The recent paper on Mendelian-Mutationism is actually an off-shoot of a series of “Mutationism myth” blogs written for SandWalk in 2010. To turn the blogs into a scholarly work worthy of publication in a peer-reviewed historical journal was a major project accomplished over the course of 2 years, by teaming up with a history-of-science graduate student named Kele Cable. Kele recently blogged about our paper on his web site.
Notes
[1] Some of my favorites: Haldane, 1932 (the tattered volume, top, second from right); the 1911 (3rd) edition of Punnett’s Mendelism, the first textbook of genetics (the slimmer of two burgundy volumes, top center); George Williams (1966) Adaptation and Natural Selection (row 2, 9th from right, with the shiny jacket cover); Lewontin, 1974 (row 2, right end, red with gold lettering next to Crow & Kimura 1970).
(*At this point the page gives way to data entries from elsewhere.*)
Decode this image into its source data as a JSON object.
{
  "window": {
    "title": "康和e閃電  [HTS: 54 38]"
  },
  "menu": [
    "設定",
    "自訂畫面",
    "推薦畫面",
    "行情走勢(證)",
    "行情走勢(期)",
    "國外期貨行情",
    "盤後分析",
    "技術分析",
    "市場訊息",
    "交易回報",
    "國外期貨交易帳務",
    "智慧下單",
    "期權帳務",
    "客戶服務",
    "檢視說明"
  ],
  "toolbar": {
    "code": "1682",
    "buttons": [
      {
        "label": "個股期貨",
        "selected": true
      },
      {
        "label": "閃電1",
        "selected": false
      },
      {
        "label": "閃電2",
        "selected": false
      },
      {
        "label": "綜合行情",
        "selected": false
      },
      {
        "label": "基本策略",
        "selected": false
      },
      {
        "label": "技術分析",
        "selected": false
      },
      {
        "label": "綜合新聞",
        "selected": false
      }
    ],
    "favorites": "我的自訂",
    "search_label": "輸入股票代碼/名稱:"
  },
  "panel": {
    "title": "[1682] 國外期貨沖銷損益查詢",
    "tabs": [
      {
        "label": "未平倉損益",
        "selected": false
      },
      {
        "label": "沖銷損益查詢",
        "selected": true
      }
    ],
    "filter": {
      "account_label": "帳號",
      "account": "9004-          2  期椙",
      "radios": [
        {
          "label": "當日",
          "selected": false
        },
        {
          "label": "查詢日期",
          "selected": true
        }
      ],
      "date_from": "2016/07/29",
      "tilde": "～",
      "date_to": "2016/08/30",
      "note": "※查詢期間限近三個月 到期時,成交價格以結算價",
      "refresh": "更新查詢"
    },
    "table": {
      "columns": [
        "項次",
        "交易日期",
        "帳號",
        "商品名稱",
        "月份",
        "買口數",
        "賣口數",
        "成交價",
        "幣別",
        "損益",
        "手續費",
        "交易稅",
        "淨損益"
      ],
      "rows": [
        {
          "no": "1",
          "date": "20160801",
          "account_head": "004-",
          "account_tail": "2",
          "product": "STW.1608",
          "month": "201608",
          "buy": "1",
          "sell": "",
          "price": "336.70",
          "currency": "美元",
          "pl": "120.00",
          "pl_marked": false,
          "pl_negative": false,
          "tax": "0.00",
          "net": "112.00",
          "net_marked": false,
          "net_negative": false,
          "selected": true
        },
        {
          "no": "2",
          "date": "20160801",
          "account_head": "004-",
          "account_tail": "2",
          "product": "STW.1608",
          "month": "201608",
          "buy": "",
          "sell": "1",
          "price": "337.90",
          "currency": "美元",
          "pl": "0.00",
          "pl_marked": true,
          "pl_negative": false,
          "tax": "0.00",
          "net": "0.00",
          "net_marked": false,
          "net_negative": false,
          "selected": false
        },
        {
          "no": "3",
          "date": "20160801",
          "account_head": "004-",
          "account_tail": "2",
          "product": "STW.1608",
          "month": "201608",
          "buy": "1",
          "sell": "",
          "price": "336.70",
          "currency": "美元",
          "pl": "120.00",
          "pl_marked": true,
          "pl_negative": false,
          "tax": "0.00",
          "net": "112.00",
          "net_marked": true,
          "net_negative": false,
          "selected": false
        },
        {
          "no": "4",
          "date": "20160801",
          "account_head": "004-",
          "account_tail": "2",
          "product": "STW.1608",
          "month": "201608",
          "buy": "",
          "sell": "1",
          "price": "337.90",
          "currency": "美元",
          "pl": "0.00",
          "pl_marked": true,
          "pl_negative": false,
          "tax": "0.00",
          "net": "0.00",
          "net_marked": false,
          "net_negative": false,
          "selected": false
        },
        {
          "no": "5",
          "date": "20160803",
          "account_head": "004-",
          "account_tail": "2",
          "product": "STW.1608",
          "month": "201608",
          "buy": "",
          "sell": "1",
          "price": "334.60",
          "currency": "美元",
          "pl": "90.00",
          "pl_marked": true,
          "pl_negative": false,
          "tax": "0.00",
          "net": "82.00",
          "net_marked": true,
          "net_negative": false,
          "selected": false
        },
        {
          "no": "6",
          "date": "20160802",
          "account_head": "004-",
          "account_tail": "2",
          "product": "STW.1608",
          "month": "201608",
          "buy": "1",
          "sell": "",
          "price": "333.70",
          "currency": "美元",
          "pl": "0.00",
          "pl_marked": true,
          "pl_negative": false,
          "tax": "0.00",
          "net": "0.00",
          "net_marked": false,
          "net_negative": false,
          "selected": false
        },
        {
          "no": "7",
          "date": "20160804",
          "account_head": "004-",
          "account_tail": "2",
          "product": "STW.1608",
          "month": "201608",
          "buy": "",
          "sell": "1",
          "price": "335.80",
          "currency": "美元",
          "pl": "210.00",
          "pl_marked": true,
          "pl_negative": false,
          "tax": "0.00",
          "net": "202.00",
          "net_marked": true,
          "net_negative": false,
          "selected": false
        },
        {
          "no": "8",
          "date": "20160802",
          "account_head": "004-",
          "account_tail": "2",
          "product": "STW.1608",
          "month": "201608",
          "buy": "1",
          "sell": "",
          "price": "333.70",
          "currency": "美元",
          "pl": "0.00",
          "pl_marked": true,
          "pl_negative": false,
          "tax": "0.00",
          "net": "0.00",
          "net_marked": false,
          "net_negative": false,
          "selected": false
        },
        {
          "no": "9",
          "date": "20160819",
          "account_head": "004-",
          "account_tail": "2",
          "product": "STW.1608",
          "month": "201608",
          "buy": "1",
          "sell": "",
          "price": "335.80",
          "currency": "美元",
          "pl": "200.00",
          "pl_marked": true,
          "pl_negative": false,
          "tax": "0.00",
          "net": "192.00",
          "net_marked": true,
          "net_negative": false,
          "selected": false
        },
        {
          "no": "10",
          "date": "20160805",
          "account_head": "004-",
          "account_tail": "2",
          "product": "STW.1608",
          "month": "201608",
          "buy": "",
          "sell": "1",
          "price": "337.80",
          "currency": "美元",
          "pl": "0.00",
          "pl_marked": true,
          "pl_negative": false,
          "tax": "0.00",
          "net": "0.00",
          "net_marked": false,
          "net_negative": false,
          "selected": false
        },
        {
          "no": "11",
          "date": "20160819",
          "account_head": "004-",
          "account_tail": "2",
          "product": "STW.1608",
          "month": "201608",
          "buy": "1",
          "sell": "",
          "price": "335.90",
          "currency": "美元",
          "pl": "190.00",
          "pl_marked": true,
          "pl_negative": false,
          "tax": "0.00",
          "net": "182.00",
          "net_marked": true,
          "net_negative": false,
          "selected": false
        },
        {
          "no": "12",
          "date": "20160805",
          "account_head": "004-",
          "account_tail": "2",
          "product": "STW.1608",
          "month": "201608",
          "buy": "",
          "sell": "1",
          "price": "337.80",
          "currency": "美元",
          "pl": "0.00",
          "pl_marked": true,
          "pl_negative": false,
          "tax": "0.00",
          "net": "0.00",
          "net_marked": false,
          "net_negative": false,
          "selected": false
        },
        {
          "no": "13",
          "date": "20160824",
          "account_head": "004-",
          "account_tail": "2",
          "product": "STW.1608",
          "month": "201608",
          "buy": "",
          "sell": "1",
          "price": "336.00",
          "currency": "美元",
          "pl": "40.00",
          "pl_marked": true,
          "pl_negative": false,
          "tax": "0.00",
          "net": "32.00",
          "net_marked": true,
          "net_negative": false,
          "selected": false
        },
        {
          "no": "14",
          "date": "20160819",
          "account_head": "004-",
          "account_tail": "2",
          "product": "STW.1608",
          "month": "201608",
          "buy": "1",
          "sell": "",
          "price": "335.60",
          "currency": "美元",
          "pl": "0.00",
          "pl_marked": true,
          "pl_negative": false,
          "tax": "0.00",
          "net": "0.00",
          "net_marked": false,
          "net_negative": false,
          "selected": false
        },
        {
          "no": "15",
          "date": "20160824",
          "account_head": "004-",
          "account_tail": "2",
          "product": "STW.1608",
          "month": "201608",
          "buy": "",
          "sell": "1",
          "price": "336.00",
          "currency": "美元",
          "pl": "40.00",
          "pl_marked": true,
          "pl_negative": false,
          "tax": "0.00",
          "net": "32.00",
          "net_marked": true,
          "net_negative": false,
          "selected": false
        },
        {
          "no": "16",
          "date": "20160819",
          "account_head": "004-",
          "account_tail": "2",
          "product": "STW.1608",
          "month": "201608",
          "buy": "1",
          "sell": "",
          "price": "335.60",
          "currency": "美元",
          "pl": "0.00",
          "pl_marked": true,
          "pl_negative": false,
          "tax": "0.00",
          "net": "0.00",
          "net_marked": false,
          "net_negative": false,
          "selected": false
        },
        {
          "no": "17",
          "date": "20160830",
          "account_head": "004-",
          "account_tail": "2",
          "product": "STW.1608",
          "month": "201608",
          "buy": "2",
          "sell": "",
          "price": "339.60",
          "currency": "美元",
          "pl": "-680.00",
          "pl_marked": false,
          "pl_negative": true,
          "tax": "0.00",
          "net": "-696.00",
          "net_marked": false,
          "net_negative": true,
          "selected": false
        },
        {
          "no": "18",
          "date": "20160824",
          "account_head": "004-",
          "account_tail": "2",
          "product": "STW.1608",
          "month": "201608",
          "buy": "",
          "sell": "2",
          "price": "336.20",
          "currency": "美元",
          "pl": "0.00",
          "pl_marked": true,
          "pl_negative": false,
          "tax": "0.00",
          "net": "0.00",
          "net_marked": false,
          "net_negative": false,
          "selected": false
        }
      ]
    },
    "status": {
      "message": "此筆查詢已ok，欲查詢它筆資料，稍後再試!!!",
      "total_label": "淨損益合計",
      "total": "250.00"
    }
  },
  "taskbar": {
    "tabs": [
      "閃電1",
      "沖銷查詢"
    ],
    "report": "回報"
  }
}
[2] Other examples could be given. The Oxford Encyclopedia of Evolution (click for searchable online index) has an entry for Mendel, who made no direct contributions to evolutionary thinking, but lacks an entry for all of the mutationists except for Morgan. Importantly, the entry for Morgan says nothing of his evolutionary views, only of his contributions to genetics. Textbooks (e.g., Ridley, 1993, or Freeman & Herron, 1998) and online teaching materials (try a web search on “development” or “history” of evolutionary thought) frequently jump from Darwin to the Modern Synthesis, with the explanation that Darwin’s theory was right but needed a mechanism, and this was supplied when the architects of the Modern Synthesis combined genetics and selection. Early geneticists, if they are mentioned at all, are depicted only for their alleged failure to understand selection, accept small changes, or achieve synthesis.
Veiko Krauss
November 20, 2014 - 5:33 pm
Congratulations to Your paper about Mendelian-Mutationism! It was an eye-opener for me! Also within the german literature, Mutationism was systematically discredited as You described. Personally, I have to admit that I have not included mutational and developmental bias in my recent undergraduate-level book about common misunderstandings in evolution („Gene, Zufall, Selektion“, in german). However, if I will get the chance of a second edition, I should correct this mistake.